Just think about it. Who would have boarded these taxis if they were priced fairly? And how many drivers would have registered with them, if not for the unbelievably exorbitant (and fraudulent) incentives? Not many.
India is unfortunately a 'gareeb desh'. When compared to US' $70k & China's $12k, India's GDP per capita is around $2200 (around INR 1.8 Lakh/annum). How many cabs rides do you think can a guy making 1.8L in a year take? Maybe once a month? And that's when he's really feeling rich. But thanks to Uber & Ola's generous discounts, even our average Aakash took a cab every week, because it was free (or cheaper than an auto-rickshaw). This was the destruction of the market which these companies excelled in, while easily burning over 30,000 crores collectively. But not anymore. The average Aakash is back to taking a bus, making the market much smaller, as it always should have been.

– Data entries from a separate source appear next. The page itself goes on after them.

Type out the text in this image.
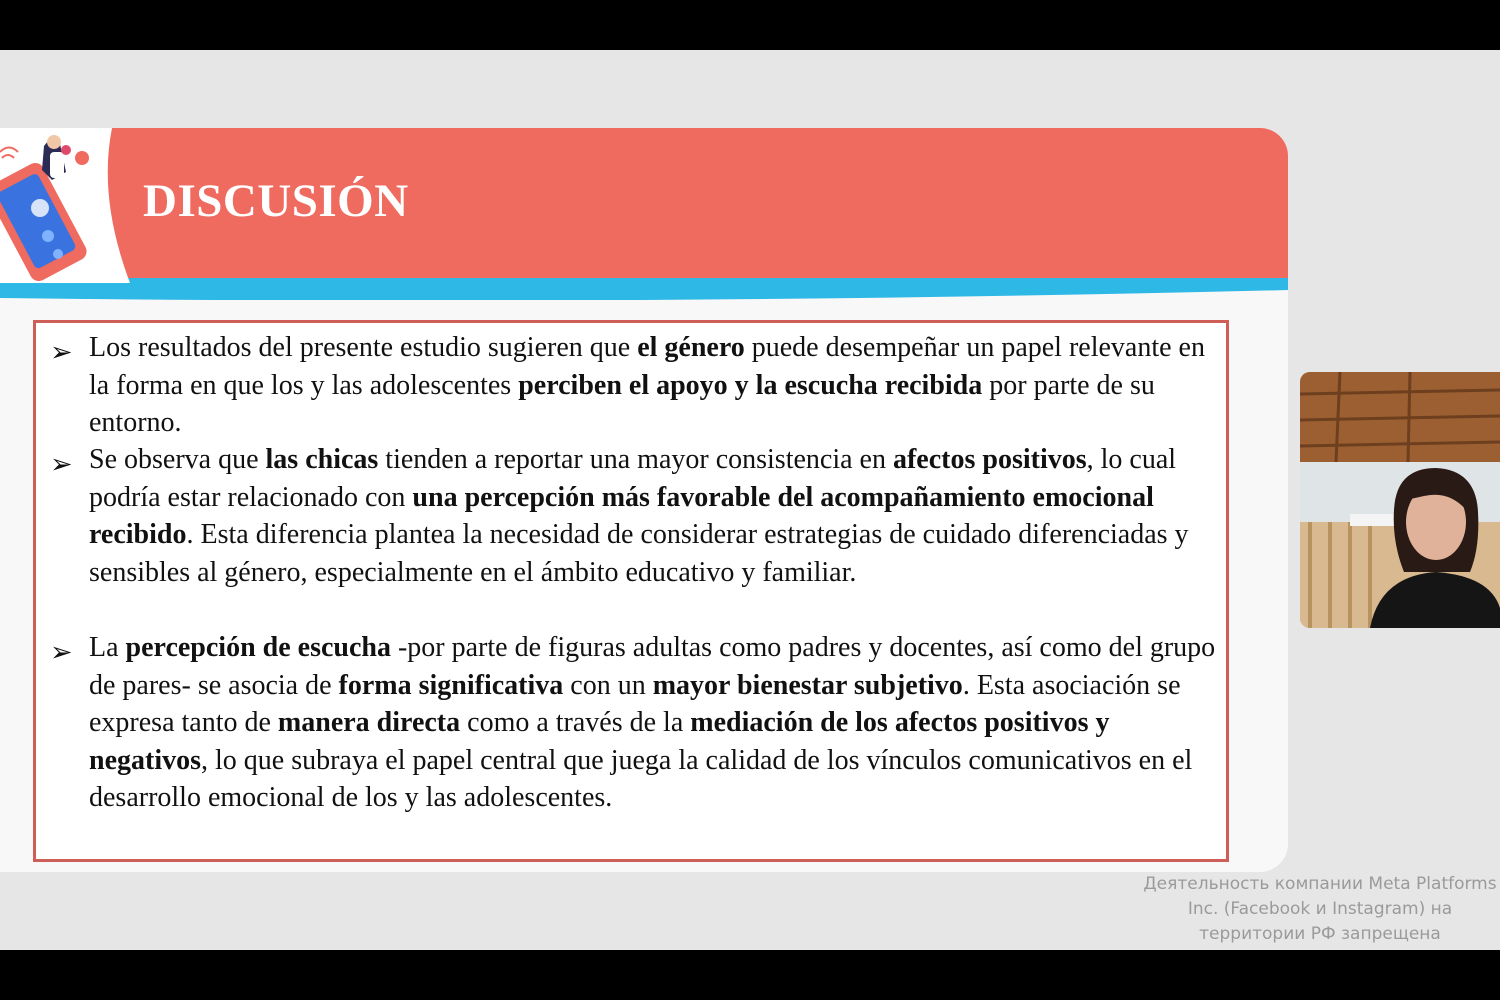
DISCUSIÓN
➢ Los resultados del presente estudio sugieren que el género puede desempeñar un papel relevante en la forma en que los y las adolescentes perciben el apoyo y la escucha recibida por parte de su entorno.

➢ Se observa que las chicas tienden a reportar una mayor consistencia en afectos positivos, lo cual podría estar relacionado con una percepción más favorable del acompañamiento emocional recibido. Esta diferencia plantea la necesidad de considerar estrategias de cuidado diferenciadas y sensibles al género, especialmente en el ámbito educativo y familiar.

➢ La percepción de escucha -por parte de figuras adultas como padres y docentes, así como del grupo de pares- se asocia de forma significativa con un mayor bienestar subjetivo. Esta asociación se expresa tanto de manera directa como a través de la mediación de los afectos positivos y negativos, lo que subraya el papel central que juega la calidad de los vínculos comunicativos en el desarrollo emocional de los y las adolescentes.

Деятельность компании Meta Platforms
Inc. (Facebook и Instagram) на
территории РФ запрещена
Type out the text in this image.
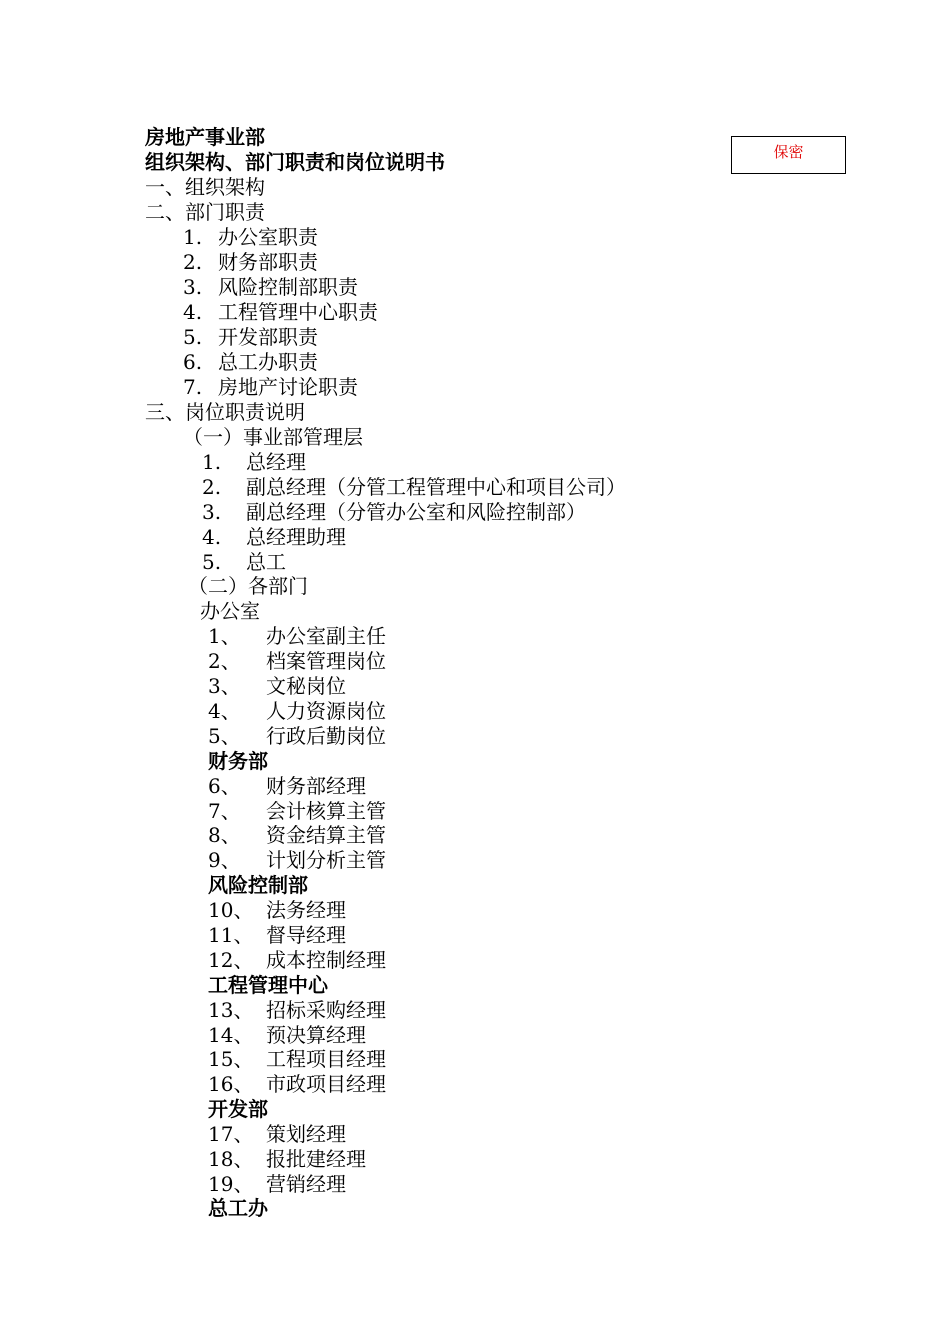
房地产事业部
组织架构、部门职责和岗位说明书	保密
一、组织架构
二、部门职责
1. 办公室职责
2. 财务部职责
3. 风险控制部职责
4. 工程管理中心职责
5. 开发部职责
6. 总工办职责
7. 房地产讨论职责
三、岗位职责说明
（一）事业部管理层
1. 总经理
2. 副总经理（分管工程管理中心和项目公司）
3. 副总经理（分管办公室和风险控制部）
4. 总经理助理
5. 总工
（二）各部门
办公室
1、 办公室副主任
2、 档案管理岗位
3、 文秘岗位
4、 人力资源岗位
5、 行政后勤岗位
财务部
6、 财务部经理
7、 会计核算主管
8、 资金结算主管
9、 计划分析主管
风险控制部
10、 法务经理
11、 督导经理
12、 成本控制经理
工程管理中心
13、 招标采购经理
14、 预决算经理
15、 工程项目经理
16、 市政项目经理
开发部
17、 策划经理
18、 报批建经理
19、 营销经理
总工办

On the supply side, the fake incentives were making drivers actually rich. Those guys were making over a Lakh every month. Maybe even more! That was their expectation setting. Fast forward to real times, they're now making around 20k, minus a few expenses. Many of them are hoping for Reliance to launch its own Cab service and bring back the 'Acche din'. It's a tragicomedy.
Ola has around 3,000 employees. And the only way to feed those employees (handsomely) is by taking a heavy margin on the cab. Ola takes 20%. That's a terrible margin. But even that seems too steep to the driver who's slogging all day. Also, since the fake incentives are gone, the driver's dependent on cab fare (minus commission) for bread and butter. So he can't be taking the shitty Rs. 150 trips which leave nothing on the table. He needs big trips with good money. And preferably without commission. He can only make 7-10 in a day, so...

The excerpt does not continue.